В этот момент окно прямо над нашими головами раскрылось окно и милый девичий голосок спросил по-немецки какого-то папу, кого и куда нужно отвезти. Подняв глаза, я увидел чрезвычайно милое создание дамского пола в пилотке цвета хаки со звездочкой, и в таком же кителе. Как не странно, но папой девушки в советской форме оказался эсесовский великий магистр, который назвал девушку Гретхен и сказал, что к начальству надо доставить только меня и атаманшу амазонок, и что остальных они грохнут прямо здесь, не затрудняя великого Серегина возней со всяким мусором. Старшина на это ответил, что капитан Серегин сам разберется, что есть мусор, а что нет.

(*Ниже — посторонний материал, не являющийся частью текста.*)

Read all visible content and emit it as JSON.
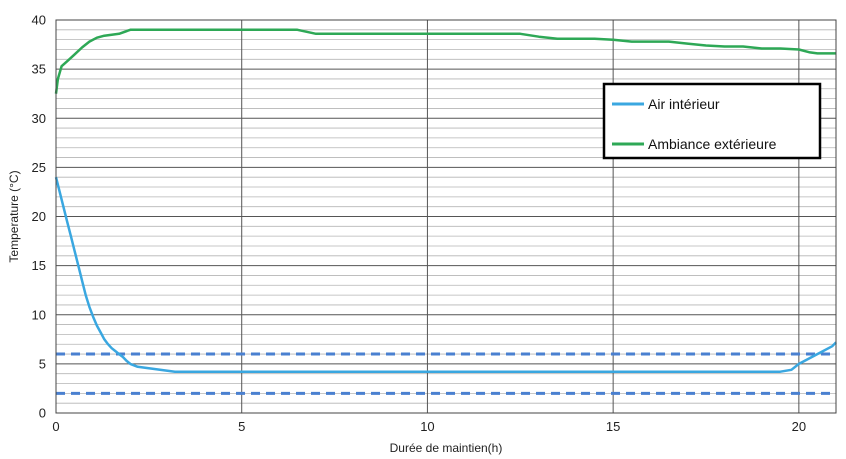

Я, знаете ли, по-немецки почти все понимаю, только со своим рязанским произношением стесняюсь говорить. А тут такая девушка – белокурая, стройная, сероглазая, и к тому же с лейтенантскими погонами, пусть даже и немка… Бросив на меня пристальный взгляд, она скрылась в окне, очевидно, намереваясь спуститься к нам во двор, а я окинул взглядом свое грязное, вонючее, пропотевшее ПШ*, и остро пожалел о том, что у старшего лейтенанта Соколова сейчас нет возможности переодеться в чистый выглаженный парадный, или хотя бы повседневный мундир, для того чтобы произвести на девушку надлежащее впечатление.


Примечание авторов: * ПШ – полушерстяной мундир. Из такой ткани шилась полевая форма офицеров и зимняя форма солдат в частях, стоявших за пределами СССР.

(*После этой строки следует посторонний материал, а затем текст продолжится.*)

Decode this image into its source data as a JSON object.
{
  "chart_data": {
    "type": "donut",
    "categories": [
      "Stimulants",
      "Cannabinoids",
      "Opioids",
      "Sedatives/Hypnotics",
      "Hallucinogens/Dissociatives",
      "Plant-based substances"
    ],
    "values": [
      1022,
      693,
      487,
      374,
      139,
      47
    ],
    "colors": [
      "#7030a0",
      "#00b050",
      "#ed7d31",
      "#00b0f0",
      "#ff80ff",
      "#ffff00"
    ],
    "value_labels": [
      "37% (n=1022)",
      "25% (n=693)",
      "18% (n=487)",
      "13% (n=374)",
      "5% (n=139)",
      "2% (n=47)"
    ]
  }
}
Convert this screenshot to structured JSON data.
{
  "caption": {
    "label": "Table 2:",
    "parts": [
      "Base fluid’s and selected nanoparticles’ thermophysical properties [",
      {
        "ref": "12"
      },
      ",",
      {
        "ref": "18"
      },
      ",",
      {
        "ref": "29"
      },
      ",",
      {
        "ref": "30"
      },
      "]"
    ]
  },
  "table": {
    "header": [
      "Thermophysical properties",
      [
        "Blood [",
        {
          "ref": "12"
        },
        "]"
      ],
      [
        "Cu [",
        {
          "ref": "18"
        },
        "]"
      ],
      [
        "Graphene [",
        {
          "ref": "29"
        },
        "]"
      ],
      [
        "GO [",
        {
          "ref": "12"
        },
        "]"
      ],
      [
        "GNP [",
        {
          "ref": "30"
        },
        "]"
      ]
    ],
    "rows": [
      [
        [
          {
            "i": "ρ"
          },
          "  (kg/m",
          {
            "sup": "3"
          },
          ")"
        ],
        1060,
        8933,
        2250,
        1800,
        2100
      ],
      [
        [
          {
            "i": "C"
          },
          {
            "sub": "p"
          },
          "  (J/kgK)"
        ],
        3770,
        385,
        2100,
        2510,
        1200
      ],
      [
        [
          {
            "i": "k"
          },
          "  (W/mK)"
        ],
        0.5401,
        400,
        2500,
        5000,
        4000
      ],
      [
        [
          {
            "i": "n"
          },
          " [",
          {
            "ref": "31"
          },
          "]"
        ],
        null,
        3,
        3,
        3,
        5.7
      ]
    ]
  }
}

Сказать честно, от стыда за свой внешний вид я был готов просто провалиться сквозь землю. И вот ангел, едва касающийся своими сапожками земли, появился рядом с нами во дворе – и сердце мое забилось часто-часто.

– Привет, Змеюка, – сказал ангел на почти чистом русском языке.

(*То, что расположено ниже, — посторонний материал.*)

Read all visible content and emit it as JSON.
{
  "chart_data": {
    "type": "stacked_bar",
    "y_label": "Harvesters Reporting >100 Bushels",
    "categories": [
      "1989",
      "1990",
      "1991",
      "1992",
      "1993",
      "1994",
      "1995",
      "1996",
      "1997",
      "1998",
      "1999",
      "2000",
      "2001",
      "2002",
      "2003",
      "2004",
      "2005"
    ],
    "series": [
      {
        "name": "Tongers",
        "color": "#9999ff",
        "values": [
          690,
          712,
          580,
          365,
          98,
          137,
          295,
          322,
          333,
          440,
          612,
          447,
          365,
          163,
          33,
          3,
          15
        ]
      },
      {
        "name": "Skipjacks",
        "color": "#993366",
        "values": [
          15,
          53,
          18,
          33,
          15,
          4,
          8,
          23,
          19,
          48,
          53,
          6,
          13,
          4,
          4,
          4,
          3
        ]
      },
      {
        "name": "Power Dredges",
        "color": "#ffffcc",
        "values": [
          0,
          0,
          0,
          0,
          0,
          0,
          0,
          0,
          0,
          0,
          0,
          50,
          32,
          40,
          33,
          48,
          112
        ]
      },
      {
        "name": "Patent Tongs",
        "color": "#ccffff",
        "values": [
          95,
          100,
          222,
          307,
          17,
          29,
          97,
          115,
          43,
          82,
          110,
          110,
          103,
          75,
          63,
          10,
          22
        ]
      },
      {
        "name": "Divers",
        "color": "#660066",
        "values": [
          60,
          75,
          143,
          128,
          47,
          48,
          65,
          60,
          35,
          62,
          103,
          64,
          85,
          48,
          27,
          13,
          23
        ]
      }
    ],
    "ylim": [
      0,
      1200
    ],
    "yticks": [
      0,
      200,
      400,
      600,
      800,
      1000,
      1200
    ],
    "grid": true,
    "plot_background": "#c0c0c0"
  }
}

– Привет, Гретхен, – ответил старшина и спросил, – как там дела?

– Там нормально, – ответил ангел, глядя куда-то мимо меня, – все уже почти готово, поэтому гауптман Серегин торопит, чтобы вы здесь поскорее все заканчивали и уже отчаливали.

Я обернулся и посмотрел туда, куда только что глядела эта Гретхен, и увидел, что захватившие меня дикие амазонки уже обриты наголо и завернуты в какие-то подобия смирительных рубашек, которые не дают им пошевелить руками, а ногам оставляют возможность делать только мелкие приставные шажки.

– Скорее не получится, – произнес старшина, – тут, как оказалось, целый танковый полк завалялся, и этот старший лейтенант как раз оттуда. Думаю, что Серегин этим заинтересуется.

– Конечно, заинтересуется, – уверенно сказала Гретхен, – дедушка рассказывал мне про ваши танки – это же настоящий ужас для врагов.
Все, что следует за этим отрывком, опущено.